General information
- Type: Two seat intermediate glider
- National origin: Chinese People's Republic
- Manufacturer: Tchan-Tia-Kou manufacturing centre, Shenyang
- Designer: J. Niespal

History
- First flight: 10 May 1958

= Lie-Fang 1 =

The Lie-Fang 1 (Liberation 1), some sources Jeifang 1, was one of the first gliders designed and built in China, though with Polish design input. It is an all-wood, two seat, intermediate training aircraft which first flew in 1958.

==Design and development==

Polish glider experience played a significant part in the establishment of the activity in the young People's Republic of China. Polish aircraft were imported and some were built in China. The design of the Lie-Fang, one of the first gliders to originate in China, was led by the Polish J. Niespal. He was assisted by two Chinese engineers, Tchen-Kuei-Wen and Li-Ti-Tuin. Niespal had worked at the SZD (Experimental Sailplane Institute) in Poland, where the Mucha series was designed, and he used the 1953 SZD-12 Mucha 100 as a starting point. There were many differences between the Mucha and the Lie-Fang, partly because the latter was a two-seat aircraft and therefore longer, with a much modified nose and more strongly forward-swept wings; the Lie-Fang's fuselage was a simpler, flat sided structure compared with the Mucha's oval section monocoque and the empennage was more angular.

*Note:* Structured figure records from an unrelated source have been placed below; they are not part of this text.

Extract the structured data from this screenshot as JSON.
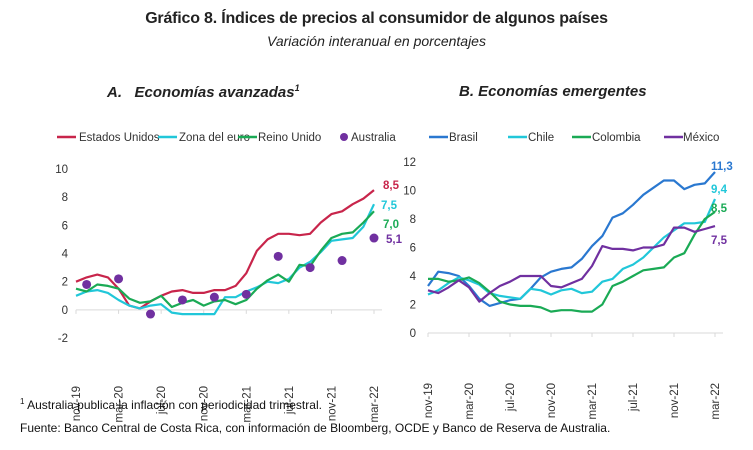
{
  "figure": {
    "title": "Gráfico 8. Índices de precios al consumidor de algunos países",
    "subtitle": "Variación interanual en porcentajes",
    "footnote_marker": "1",
    "footnote": "Australia publica la inflación con periodicidad trimestral.",
    "source": "Fuente: Banco Central de Costa Rica, con información de Bloomberg, OCDE y Banco de Reserva de Australia."
  },
  "chart_data": [
    {
      "id": "A",
      "type": "line",
      "title_prefix": "A.",
      "title": "Economías avanzadas",
      "title_superscript": "1",
      "xlabel": "",
      "ylabel": "",
      "ylim": [
        -2,
        10
      ],
      "yticks": [
        -2,
        0,
        2,
        4,
        6,
        8,
        10
      ],
      "ytick_labels": [
        "-2",
        "0",
        "2",
        "4",
        "6",
        "8",
        "10"
      ],
      "xtick_labels": [
        "nov-19",
        "mar-20",
        "jul-20",
        "nov-20",
        "mar-21",
        "jul-21",
        "nov-21",
        "mar-22"
      ],
      "x": [
        "nov-19",
        "dic-19",
        "ene-20",
        "feb-20",
        "mar-20",
        "abr-20",
        "may-20",
        "jun-20",
        "jul-20",
        "ago-20",
        "sep-20",
        "oct-20",
        "nov-20",
        "dic-20",
        "ene-21",
        "feb-21",
        "mar-21",
        "abr-21",
        "may-21",
        "jun-21",
        "jul-21",
        "ago-21",
        "sep-21",
        "oct-21",
        "nov-21",
        "dic-21",
        "ene-22",
        "feb-22",
        "mar-22"
      ],
      "legend_position": "top",
      "grid": false,
      "series": [
        {
          "name": "Estados Unidos",
          "kind": "line",
          "color": "#c8254b",
          "end_label": "8,5",
          "values": [
            2.0,
            2.3,
            2.5,
            2.3,
            1.5,
            0.3,
            0.1,
            0.6,
            1.0,
            1.3,
            1.4,
            1.2,
            1.2,
            1.4,
            1.4,
            1.7,
            2.6,
            4.2,
            5.0,
            5.4,
            5.4,
            5.3,
            5.4,
            6.2,
            6.8,
            7.0,
            7.5,
            7.9,
            8.5
          ]
        },
        {
          "name": "Zona del euro",
          "kind": "line",
          "color": "#21c7d9",
          "end_label": "7,5",
          "values": [
            1.0,
            1.3,
            1.4,
            1.2,
            0.7,
            0.3,
            0.1,
            0.3,
            0.4,
            -0.2,
            -0.3,
            -0.3,
            -0.3,
            -0.3,
            0.9,
            0.9,
            1.3,
            1.6,
            2.0,
            1.9,
            2.2,
            3.0,
            3.4,
            4.1,
            4.9,
            5.0,
            5.1,
            5.9,
            7.5
          ]
        },
        {
          "name": "Reino Unido",
          "kind": "line",
          "color": "#1aaa55",
          "end_label": "7,0",
          "values": [
            1.5,
            1.3,
            1.8,
            1.7,
            1.5,
            0.8,
            0.5,
            0.6,
            1.0,
            0.2,
            0.5,
            0.7,
            0.3,
            0.6,
            0.7,
            0.4,
            0.7,
            1.5,
            2.1,
            2.5,
            2.0,
            3.2,
            3.1,
            4.2,
            5.1,
            5.4,
            5.5,
            6.2,
            7.0
          ]
        },
        {
          "name": "Australia",
          "kind": "scatter",
          "color": "#7030a0",
          "end_label": "5,1",
          "points": [
            {
              "x": "dic-19",
              "y": 1.8
            },
            {
              "x": "mar-20",
              "y": 2.2
            },
            {
              "x": "jun-20",
              "y": -0.3
            },
            {
              "x": "sep-20",
              "y": 0.7
            },
            {
              "x": "dic-20",
              "y": 0.9
            },
            {
              "x": "mar-21",
              "y": 1.1
            },
            {
              "x": "jun-21",
              "y": 3.8
            },
            {
              "x": "sep-21",
              "y": 3.0
            },
            {
              "x": "dic-21",
              "y": 3.5
            },
            {
              "x": "mar-22",
              "y": 5.1
            }
          ]
        }
      ]
    },
    {
      "id": "B",
      "type": "line",
      "title_prefix": "B.",
      "title": "Economías emergentes",
      "xlabel": "",
      "ylabel": "",
      "ylim": [
        0,
        12
      ],
      "yticks": [
        0,
        2,
        4,
        6,
        8,
        10,
        12
      ],
      "ytick_labels": [
        "0",
        "2",
        "4",
        "6",
        "8",
        "10",
        "12"
      ],
      "xtick_labels": [
        "nov-19",
        "mar-20",
        "jul-20",
        "nov-20",
        "mar-21",
        "jul-21",
        "nov-21",
        "mar-22"
      ],
      "x": [
        "nov-19",
        "dic-19",
        "ene-20",
        "feb-20",
        "mar-20",
        "abr-20",
        "may-20",
        "jun-20",
        "jul-20",
        "ago-20",
        "sep-20",
        "oct-20",
        "nov-20",
        "dic-20",
        "ene-21",
        "feb-21",
        "mar-21",
        "abr-21",
        "may-21",
        "jun-21",
        "jul-21",
        "ago-21",
        "sep-21",
        "oct-21",
        "nov-21",
        "dic-21",
        "ene-22",
        "feb-22",
        "mar-22"
      ],
      "legend_position": "top",
      "grid": false,
      "series": [
        {
          "name": "Brasil",
          "kind": "line",
          "color": "#2a78d0",
          "end_label": "11,3",
          "values": [
            3.3,
            4.3,
            4.2,
            4.0,
            3.3,
            2.4,
            1.9,
            2.1,
            2.3,
            2.4,
            3.1,
            3.9,
            4.3,
            4.5,
            4.6,
            5.2,
            6.1,
            6.8,
            8.1,
            8.4,
            9.0,
            9.7,
            10.2,
            10.7,
            10.7,
            10.1,
            10.4,
            10.5,
            11.3
          ]
        },
        {
          "name": "Chile",
          "kind": "line",
          "color": "#21c7d9",
          "end_label": "9,4",
          "values": [
            2.7,
            3.0,
            3.5,
            3.9,
            3.7,
            3.4,
            2.8,
            2.6,
            2.5,
            2.4,
            3.1,
            3.0,
            2.7,
            3.0,
            3.1,
            2.8,
            2.9,
            3.6,
            3.8,
            4.5,
            4.8,
            5.3,
            6.0,
            6.7,
            7.2,
            7.7,
            7.7,
            7.8,
            9.4
          ]
        },
        {
          "name": "Colombia",
          "kind": "line",
          "color": "#1aaa55",
          "end_label": "8,5",
          "values": [
            3.8,
            3.8,
            3.6,
            3.7,
            3.9,
            3.5,
            2.9,
            2.2,
            2.0,
            1.9,
            1.9,
            1.8,
            1.5,
            1.6,
            1.6,
            1.5,
            1.5,
            2.0,
            3.3,
            3.6,
            4.0,
            4.4,
            4.5,
            4.6,
            5.3,
            5.6,
            6.9,
            8.0,
            8.5
          ]
        },
        {
          "name": "México",
          "kind": "line",
          "color": "#7030a0",
          "end_label": "7,5",
          "values": [
            3.0,
            2.8,
            3.2,
            3.7,
            3.2,
            2.2,
            2.8,
            3.3,
            3.6,
            4.0,
            4.0,
            4.0,
            3.3,
            3.2,
            3.5,
            3.8,
            4.7,
            6.1,
            5.9,
            5.9,
            5.8,
            6.0,
            6.0,
            6.2,
            7.4,
            7.4,
            7.1,
            7.3,
            7.5
          ]
        }
      ]
    }
  ]
}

The Lie-Fang is wood framed, with some use of the local "poton" wood and with a mixture of plywood and fabric covering. It has a high mid mounted single spar wing with a plywood covered torsion box leading edge, Behind the spar the wing is fabric covered. In plan it is straight tapered with unswept leading edges, resulting in forward sweep of 2° at one quarter chord. There is 4° of dihedral and 2° of washout. Its ailerons are slotted and fabric covered and spoilers, mounted behind the spar at about one third span, open above and below the wing.

The fuselage is a flat sided monocoque which tapers gently to the rear, with the straight tapered tailplane mounted on top of it and forward of the fin. The rear surfaces are fabric covered. The straight edged rudder extends to the keel and moves in a cut-out between the elevators, one of which has a trim tab. The cockpit, mostly ahead of the wing leading edge, seats pupil and instructor in tandem with a single set of instruments that they can both see. The fixed, two part forward canopy reaches almost to the nose; a rear transparent section opens sideways for access to both seats. The Lie-Fang lands on a fixed monowheel undercarriage under the wing, fitted with brakes and aided by a short, rubber sprung nose skid and a tail bumper.

The Lie-Fang made its first flight on 10 May 1958. It was cleared for cloud flying and classed as semi-aerobatic. It went into production and was used an intermediate trainer, preparing students for their first solo flights in Chinese built Mucha 100s.